Dynamic expressions

Sometimes, we want to do something not possible with pure expression templates: decide the structure of an expression at runtime, make heterogenous vectors of expressions, or spread compilation across translation units. Specifically, we want expressions with dynamic polymorphism. We may also want to store objects on the heap and share their ownership.

These tasks are possible with wave_geometry’s dynamic module. This module comes in a separate header:

#include <wave/geometry/geometry.hpp>
#include <wave/geometry/dynamic.hpp>

Proxy expressions

For any leaf type L, the class Proxy<L> wraps a heap-allocated expression that will evaluate to L, but whose concrete type is determined at runtime. Proxy objects hold a shared_ptr to the expression. Consider the example:

wave::Proxy<wave::Translationd> t = wave::Translationd::Random();
wave::Proxy<wave::RotationMd> R1 = wave::RotationMd::Random();
wave::Proxy<wave::RotationMd> R2 = wave::RotationMd::Random();

wave::Proxy<wave::Translationd> result = R1 * t;
if (R2_is_needed) {
    result = R2 * result;
}
return result;

This example above can equivalently be written as:

auto t = makeProxy(wave::Translationd::Random());
auto R1 = makeProxy(wave::RotationMd::Random());
auto R2 = makeProxy(wave::RotationMd::Random());

auto result = makeProxy(R1 * t);
if (R2_is_needed) {
    result = R2 * result;
}
return result;

The first three lines construct random-valued leaf objects on the heap and give their ownership to Proxy objects. result is a Proxy<Translationd>, the same type as t, but it points to a Rotate expression of other Proxy objects. We can safely return result knowing the dynamic expression tree it points to on the heap will remain, because its lifetime is controlled by shared_ptrs. We can assign to proxies with shared pointer semantics.
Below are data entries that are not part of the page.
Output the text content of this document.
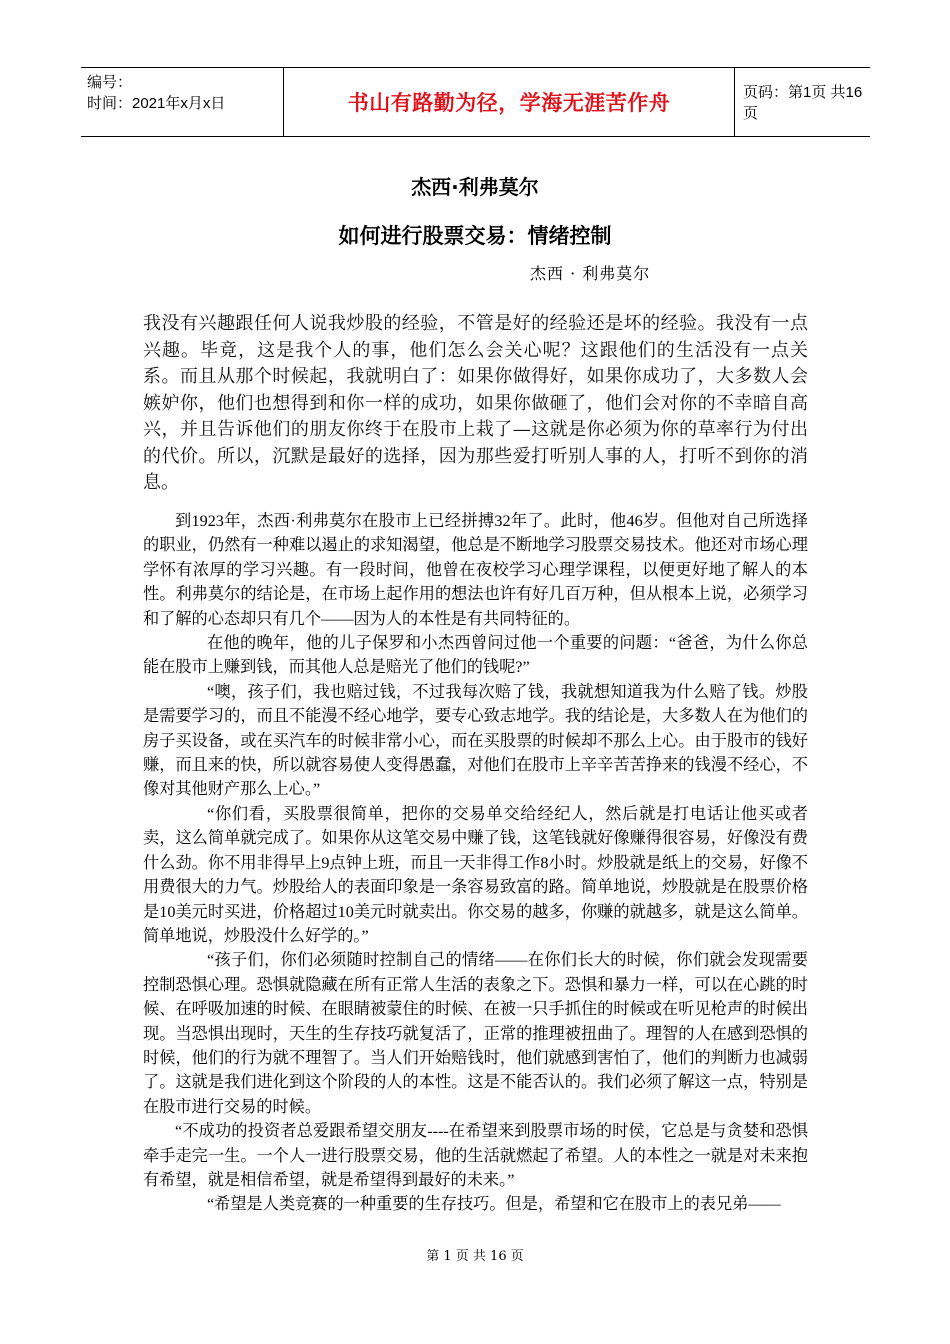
编号：
时间：2021年x月x日	书山有路勤为径，学海无涯苦作舟	页码：第1页 共16页
杰西·利弗莫尔
如何进行股票交易：情绪控制
杰西 · 利弗莫尔

我没有兴趣跟任何人说我炒股的经验，不管是好的经验还是坏的经验。我没有一点兴趣。毕竟，这是我个人的事，他们怎么会关心呢？这跟他们的生活没有一点关系。而且从那个时候起，我就明白了：如果你做得好，如果你成功了，大多数人会嫉妒你，他们也想得到和你一样的成功，如果你做砸了，他们会对你的不幸暗自高兴，并且告诉他们的朋友你终于在股市上栽了—这就是你必须为你的草率行为付出的代价。所以，沉默是最好的选择，因为那些爱打听别人事的人，打听不到你的消息。

到1923年，杰西·利弗莫尔在股市上已经拼搏32年了。此时，他46岁。但他对自己所选择的职业，仍然有一种难以遏止的求知渴望，他总是不断地学习股票交易技术。他还对市场心理学怀有浓厚的学习兴趣。有一段时间，他曾在夜校学习心理学课程，以便更好地了解人的本性。利弗莫尔的结论是，在市场上起作用的想法也许有好几百万种，但从根本上说，必须学习和了解的心态却只有几个——因为人的本性是有共同特征的。

在他的晚年，他的儿子保罗和小杰西曾问过他一个重要的问题：“爸爸，为什么你总能在股市上赚到钱，而其他人总是赔光了他们的钱呢?”

“噢，孩子们，我也赔过钱，不过我每次赔了钱，我就想知道我为什么赔了钱。炒股是需要学习的，而且不能漫不经心地学，要专心致志地学。我的结论是，大多数人在为他们的房子买设备，或在买汽车的时候非常小心，而在买股票的时候却不那么上心。由于股市的钱好赚，而且来的快，所以就容易使人变得愚蠢，对他们在股市上辛辛苦苦挣来的钱漫不经心，不像对其他财产那么上心。”

“你们看，买股票很简单，把你的交易单交给经纪人，然后就是打电话让他买或者卖，这么简单就完成了。如果你从这笔交易中赚了钱，这笔钱就好像赚得很容易，好像没有费什么劲。你不用非得早上9点钟上班，而且一天非得工作8小时。炒股就是纸上的交易，好像不用费很大的力气。炒股给人的表面印象是一条容易致富的路。简单地说，炒股就是在股票价格是10美元时买进，价格超过10美元时就卖出。你交易的越多，你赚的就越多，就是这么简单。简单地说，炒股没什么好学的。”

“孩子们，你们必须随时控制自己的情绪——在你们长大的时候，你们就会发现需要控制恐惧心理。恐惧就隐藏在所有正常人生活的表象之下。恐惧和暴力一样，可以在心跳的时候、在呼吸加速的时候、在眼睛被蒙住的时候、在被一只手抓住的时候或在听见枪声的时候出现。当恐惧出现时，天生的生存技巧就复活了，正常的推理被扭曲了。理智的人在感到恐惧的时候，他们的行为就不理智了。当人们开始赔钱时，他们就感到害怕了，他们的判断力也减弱了。这就是我们进化到这个阶段的人的本性。这是不能否认的。我们必须了解这一点，特别是在股市进行交易的时候。

“不成功的投资者总爱跟希望交朋友----在希望来到股票市场的时侯，它总是与贪婪和恐惧牵手走完一生。一个人一进行股票交易，他的生活就燃起了希望。人的本性之一就是对未来抱有希望，就是相信希望，就是希望得到最好的未来。”

“希望是人类竞赛的一种重要的生存技巧。但是，希望和它在股市上的表兄弟——

第 1 页 共 16 页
Proxy<L> is analogous to GTSAM’s Expression<L>.

Proxies are fully compatible with “regular” expressions: they can be evaluated using eval() or by assignment to a leaf, they can be used in static expressions, and they can hold arbitrary expressions. Caveat: it is usually a bad idea put an expression that contains references to stack objects in a Proxy. If those objects are destroyed before the Proxy, it will be left with dangling references.

Under the hood, creating a Proxy constructs a Dynamic expression. For example, the line

auto result = makeProxy(R1 * t);

puts an object of type Dynamic<Rotate<Proxy<RotationMd>&&,Proxy<Translationd>&&>&&> on the heap. The resulting Proxy<Translationd> holds a shared pointer to that object through its abstract base class, DynamicBase<Translationd>.